Zo wordt Salomo koning. Moeder Batseba op achtergrond, vader is oud. Koningschap niet in schoot geworpen. Er is daar Adonia, oudere broer. Lezen we: opgestaan. Had geproclameerd, uitgeroepen: ik zal koning zijn. Hij kon niet meer langer wachten. Wachten niet op goedkeuring. Waarom wachtte David zolang met aanwijzen opvolger? Waarom zoveel ruimte voor verwarring? Nou ja, er zijn er die erop wijzen dat David in omgang met kinderen, zonen, daarin nogal halfslachtig was. Begin 1 Koningen staat ook zoiets: mijn vader mij nooit iets geweigerd (Adonia). Voorbeelden te zien, David richting zonen niet beslistheid had richting kinderen. Verantwoordelijkheid niet alleen op de zaak doen, ook thuis.
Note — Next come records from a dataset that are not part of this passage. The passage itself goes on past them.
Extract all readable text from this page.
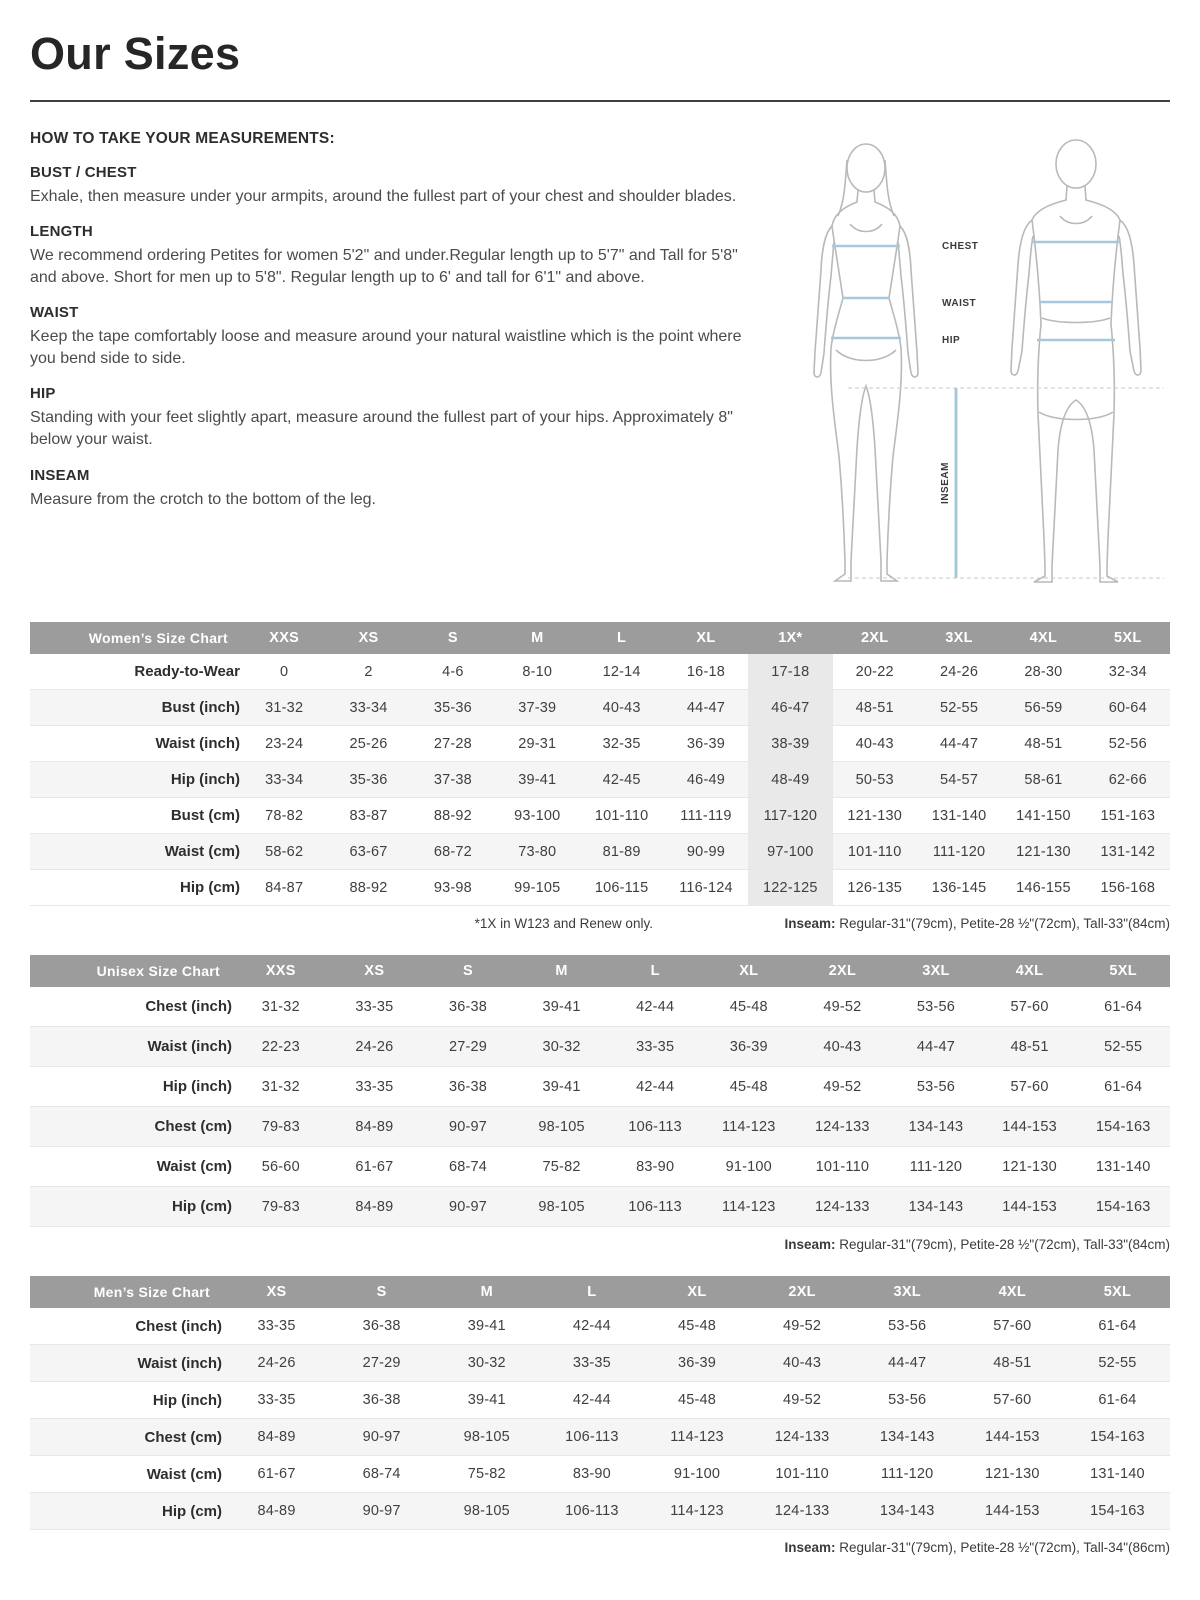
Our Sizes
HOW TO TAKE YOUR MEASUREMENTS:
BUST / CHEST

Exhale, then measure under your armpits, around the fullest part of your chest and shoulder blades.

LENGTH

We recommend ordering Petites for women 5'2" and under.Regular length up to 5'7" and Tall for 5'8" and above. Short for men up to 5'8". Regular length up to 6' and tall for 6'1" and above.

WAIST

Keep the tape comfortably loose and measure around your natural waistline which is the point where you bend side to side.

HIP

Standing with your feet slightly apart, measure around the fullest part of your hips. Approximately 8" below your waist.

INSEAM

Measure from the crotch to the bottom of the leg.

CHEST
WAIST
HIP
INSEAM
Women’s Size Chart	XXS	XS	S	M	L	XL	1X*	2XL	3XL	4XL	5XL
Ready-to-Wear	0	2	4-6	8-10	12-14	16-18	17-18	20-22	24-26	28-30	32-34
Bust (inch)	31-32	33-34	35-36	37-39	40-43	44-47	46-47	48-51	52-55	56-59	60-64
Waist (inch)	23-24	25-26	27-28	29-31	32-35	36-39	38-39	40-43	44-47	48-51	52-56
Hip (inch)	33-34	35-36	37-38	39-41	42-45	46-49	48-49	50-53	54-57	58-61	62-66
Bust (cm)	78-82	83-87	88-92	93-100	101-110	111-119	117-120	121-130	131-140	141-150	151-163
Waist (cm)	58-62	63-67	68-72	73-80	81-89	90-99	97-100	101-110	111-120	121-130	131-142
Hip (cm)	84-87	88-92	93-98	99-105	106-115	116-124	122-125	126-135	136-145	146-155	156-168
*1X in W123 and Renew only.	Inseam: Regular-31"(79cm), Petite-28 ½"(72cm), Tall-33"(84cm)
Unisex Size Chart	XXS	XS	S	M	L	XL	2XL	3XL	4XL	5XL
Chest (inch)	31-32	33-35	36-38	39-41	42-44	45-48	49-52	53-56	57-60	61-64
Waist (inch)	22-23	24-26	27-29	30-32	33-35	36-39	40-43	44-47	48-51	52-55
Hip (inch)	31-32	33-35	36-38	39-41	42-44	45-48	49-52	53-56	57-60	61-64
Chest (cm)	79-83	84-89	90-97	98-105	106-113	114-123	124-133	134-143	144-153	154-163
Waist (cm)	56-60	61-67	68-74	75-82	83-90	91-100	101-110	111-120	121-130	131-140
Hip (cm)	79-83	84-89	90-97	98-105	106-113	114-123	124-133	134-143	144-153	154-163
Inseam: Regular-31"(79cm), Petite-28 ½"(72cm), Tall-33"(84cm)
Men’s Size Chart	XS	S	M	L	XL	2XL	3XL	4XL	5XL
Chest (inch)	33-35	36-38	39-41	42-44	45-48	49-52	53-56	57-60	61-64
Waist (inch)	24-26	27-29	30-32	33-35	36-39	40-43	44-47	48-51	52-55
Hip (inch)	33-35	36-38	39-41	42-44	45-48	49-52	53-56	57-60	61-64
Chest (cm)	84-89	90-97	98-105	106-113	114-123	124-133	134-143	144-153	154-163
Waist (cm)	61-67	68-74	75-82	83-90	91-100	101-110	111-120	121-130	131-140
Hip (cm)	84-89	90-97	98-105	106-113	114-123	124-133	134-143	144-153	154-163
Inseam: Regular-31"(79cm), Petite-28 ½"(72cm), Tall-34"(86cm)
Iets anders meespeelt? Hoeveelste koning zal Salomo zijn? Nog maar de derde. Eerst Saul. Hoe koning geworden? Aangewezen door profeet Samuël, door God zelf. Na Saul kwam David, ook persoonlijk aangewezen. En hoe nu verder? Nog geen protocol voor? Daarom in onzekerheid? Daarom voor hem (David) dat Nathan als profeet des Heeren aanwijzingen gaf. Salomo, hij zal het worden, zijn. Ja gemeente, de Heere regeert, zien we. Hij wijst aan, Hij maakt bekend. Dat zien we in de geschiedenis. Zo komt er een troonopvolger. Wel op eervolle wijze.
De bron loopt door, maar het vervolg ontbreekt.